Roles of p62 in BDNF-dependent autophagy suppression and neuroprotection against mitochondrial dysfunction in rat cortical neurons

Previously, we have reported that pre-conditioning of primary rat cortical neurons with brain-derived neurotrophic factor (BDNF) may exert neuroprotective effects against 3-nitropropionic acid (3-NP), a mitochondrial complex II inhibitor. However, the underlying mechanisms, especially potential involvements of autophagy, remain elusive. In this work, we tested the hypothesis that BDNF may suppress 3-NP-induced autophagy to exert its neuroprotective effects by inducing the expression of p62/sequestosome-1 in primary cortical neurons. We found that 3-NP increased total level of microtubule-associated protein 1A/1B-light chain (LC)-3 as well as the LC3-II/LC3-I ratio, an index of autophagy, in primary cortical neurons.

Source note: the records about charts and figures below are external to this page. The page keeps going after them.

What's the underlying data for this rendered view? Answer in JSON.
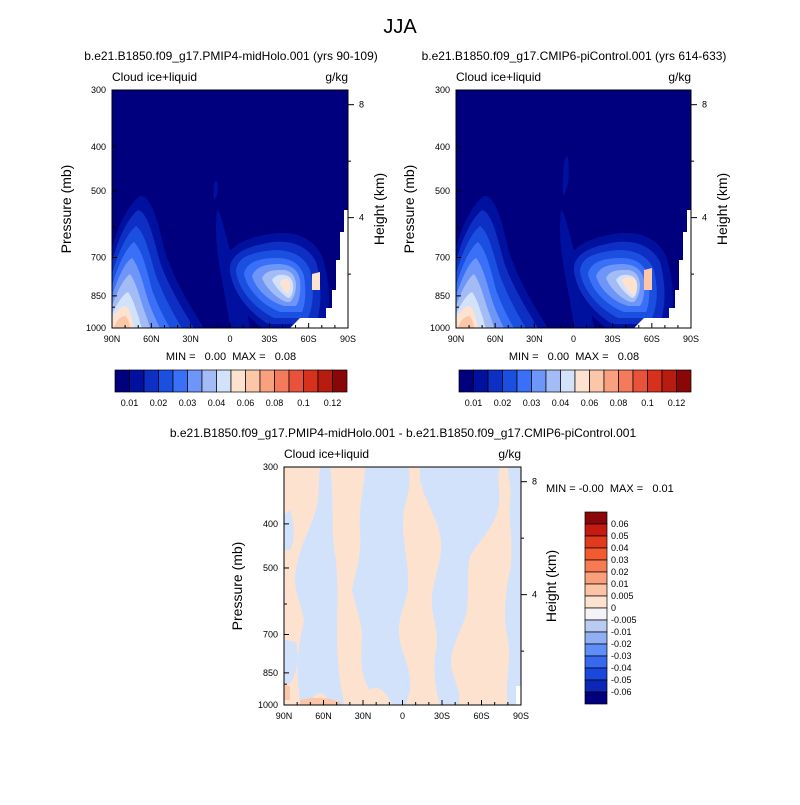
{
  "chart_data": {
    "type": "heatmap",
    "title": "JJA",
    "panels": [
      {
        "title": "b.e21.B1850.f09_g17.PMIP4-midHolo.001 (yrs 90-109)",
        "variable": "Cloud ice+liquid",
        "units": "g/kg",
        "ylabel": "Pressure (mb)",
        "ylabel_right": "Height (km)",
        "x_ticks": [
          "90N",
          "60N",
          "30N",
          "0",
          "30S",
          "60S",
          "90S"
        ],
        "y_ticks": [
          "300",
          "400",
          "500",
          "700",
          "850",
          "1000"
        ],
        "y_ticks_right": [
          "8",
          "4"
        ],
        "stats": "MIN =   0.00  MAX =   0.08"
      },
      {
        "title": "b.e21.B1850.f09_g17.CMIP6-piControl.001 (yrs 614-633)",
        "variable": "Cloud ice+liquid",
        "units": "g/kg",
        "ylabel": "Pressure (mb)",
        "ylabel_right": "Height (km)",
        "x_ticks": [
          "90N",
          "60N",
          "30N",
          "0",
          "30S",
          "60S",
          "90S"
        ],
        "y_ticks": [
          "300",
          "400",
          "500",
          "700",
          "850",
          "1000"
        ],
        "y_ticks_right": [
          "8",
          "4"
        ],
        "stats": "MIN =   0.00  MAX =   0.08"
      },
      {
        "title": "b.e21.B1850.f09_g17.PMIP4-midHolo.001 - b.e21.B1850.f09_g17.CMIP6-piControl.001",
        "variable": "Cloud ice+liquid",
        "units": "g/kg",
        "ylabel": "Pressure (mb)",
        "ylabel_right": "Height (km)",
        "x_ticks": [
          "90N",
          "60N",
          "30N",
          "0",
          "30S",
          "60S",
          "90S"
        ],
        "y_ticks": [
          "300",
          "400",
          "500",
          "700",
          "850",
          "1000"
        ],
        "y_ticks_right": [
          "8",
          "4"
        ],
        "stats": "MIN = -0.00  MAX =   0.01"
      }
    ],
    "colorbar_main": {
      "labels": [
        "0.01",
        "0.02",
        "0.03",
        "0.04",
        "0.06",
        "0.08",
        "0.1",
        "0.12"
      ],
      "colors": [
        "#00007f",
        "#00109f",
        "#0d2fc3",
        "#1b4fe0",
        "#3a70f7",
        "#6e96f8",
        "#a3bcf6",
        "#d3e2fb",
        "#fde3cf",
        "#fcc7a8",
        "#f9a07f",
        "#f37a5b",
        "#e8513a",
        "#d6311d",
        "#b81c10",
        "#8a0707"
      ]
    },
    "colorbar_diff": {
      "labels": [
        "0.06",
        "0.05",
        "0.04",
        "0.03",
        "0.02",
        "0.01",
        "0.005",
        "0",
        "-0.005",
        "-0.01",
        "-0.02",
        "-0.03",
        "-0.04",
        "-0.05",
        "-0.06"
      ],
      "colors": [
        "#8a0707",
        "#c41a0f",
        "#e23a1c",
        "#f25a30",
        "#f77b52",
        "#f99f7c",
        "#fcc3a4",
        "#fde3cf",
        "#f4f4f8",
        "#b8ccf2",
        "#8fb0f4",
        "#5e8ef7",
        "#3868f0",
        "#1a48dc",
        "#0c26b7",
        "#00007f"
      ]
    },
    "diff_colors": {
      "positive": "#fde3cf",
      "negative": "#d3e2fb"
    }
  }
}
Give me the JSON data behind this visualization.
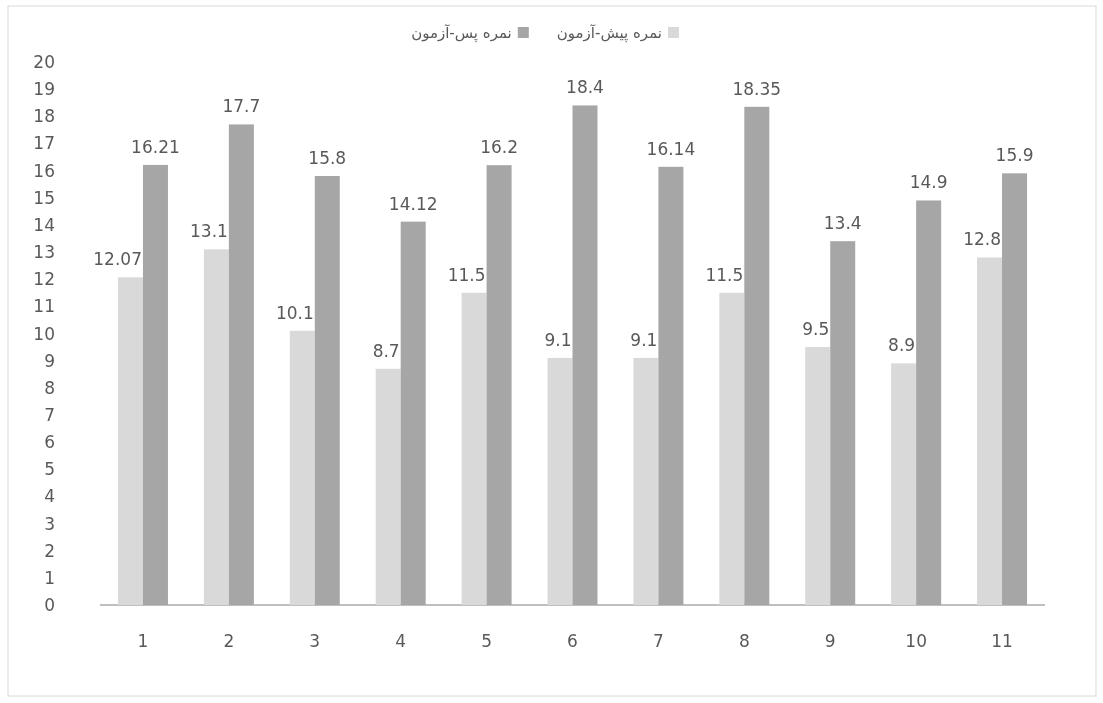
{
  "chart_data": {
    "type": "bar",
    "categories": [
      "1",
      "2",
      "3",
      "4",
      "5",
      "6",
      "7",
      "8",
      "9",
      "10",
      "11"
    ],
    "series": [
      {
        "name": "نمره پیش-آزمون",
        "color": "#d9d9d9",
        "values": [
          12.07,
          13.1,
          10.1,
          8.7,
          11.5,
          9.1,
          9.1,
          11.5,
          9.5,
          8.9,
          12.8
        ]
      },
      {
        "name": "نمره پس-آزمون",
        "color": "#a6a6a6",
        "values": [
          16.21,
          17.7,
          15.8,
          14.12,
          16.2,
          18.4,
          16.14,
          18.35,
          13.4,
          14.9,
          15.9
        ]
      }
    ],
    "ylim": [
      0,
      20
    ],
    "yticks": [
      0,
      1,
      2,
      3,
      4,
      5,
      6,
      7,
      8,
      9,
      10,
      11,
      12,
      13,
      14,
      15,
      16,
      17,
      18,
      19,
      20
    ],
    "data_labels": true,
    "legend": "top",
    "grid": false
  }
}
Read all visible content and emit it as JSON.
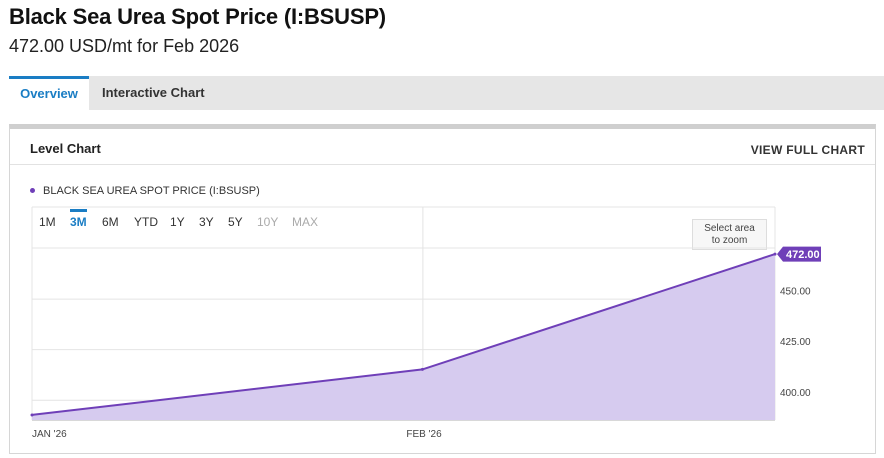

BDNF decreased LC3-II/LC3-I ratio and time-dependently induced expression of p62. Knockdown of p62 by siRNA restored LC3-II/LC3-I ratio and increased total LC3 levels associated with BDNF exposure; p62 knockdown also abolished BDNF-dependent neuroprotection against 3-NP. Upstream of p62, we found that BDNF triggered phosphorylation of mammalian target of rapamycin (mTOR) and its downstream mediator p70S6K; importantly, the mTOR inhibitor rapamycin reduced both BDNF-dependent p62 induction as well as 3-NP resistance. BDNF is known to induce c-Jun in cortical neurons. We found that c-Jun knockdown in part attenuated BDNF-mediated p62 induction, whereas p62 knockdown had no significant effects on c-Jun expression. In addition to suppressing p62 induction, rapamycin also partially suppressed BDNF-induced c-Jun expression, but c-Jun knockdown failed to affect mTOR activation. Together, our results suggested that BDNF inhibits 3-NP-induced autophagy via, at least in part, mTOR/c-Jun-dependent induction of p62 expression, together contributing to neuroprotection against mitochondrial inhibition. (Figure presented.).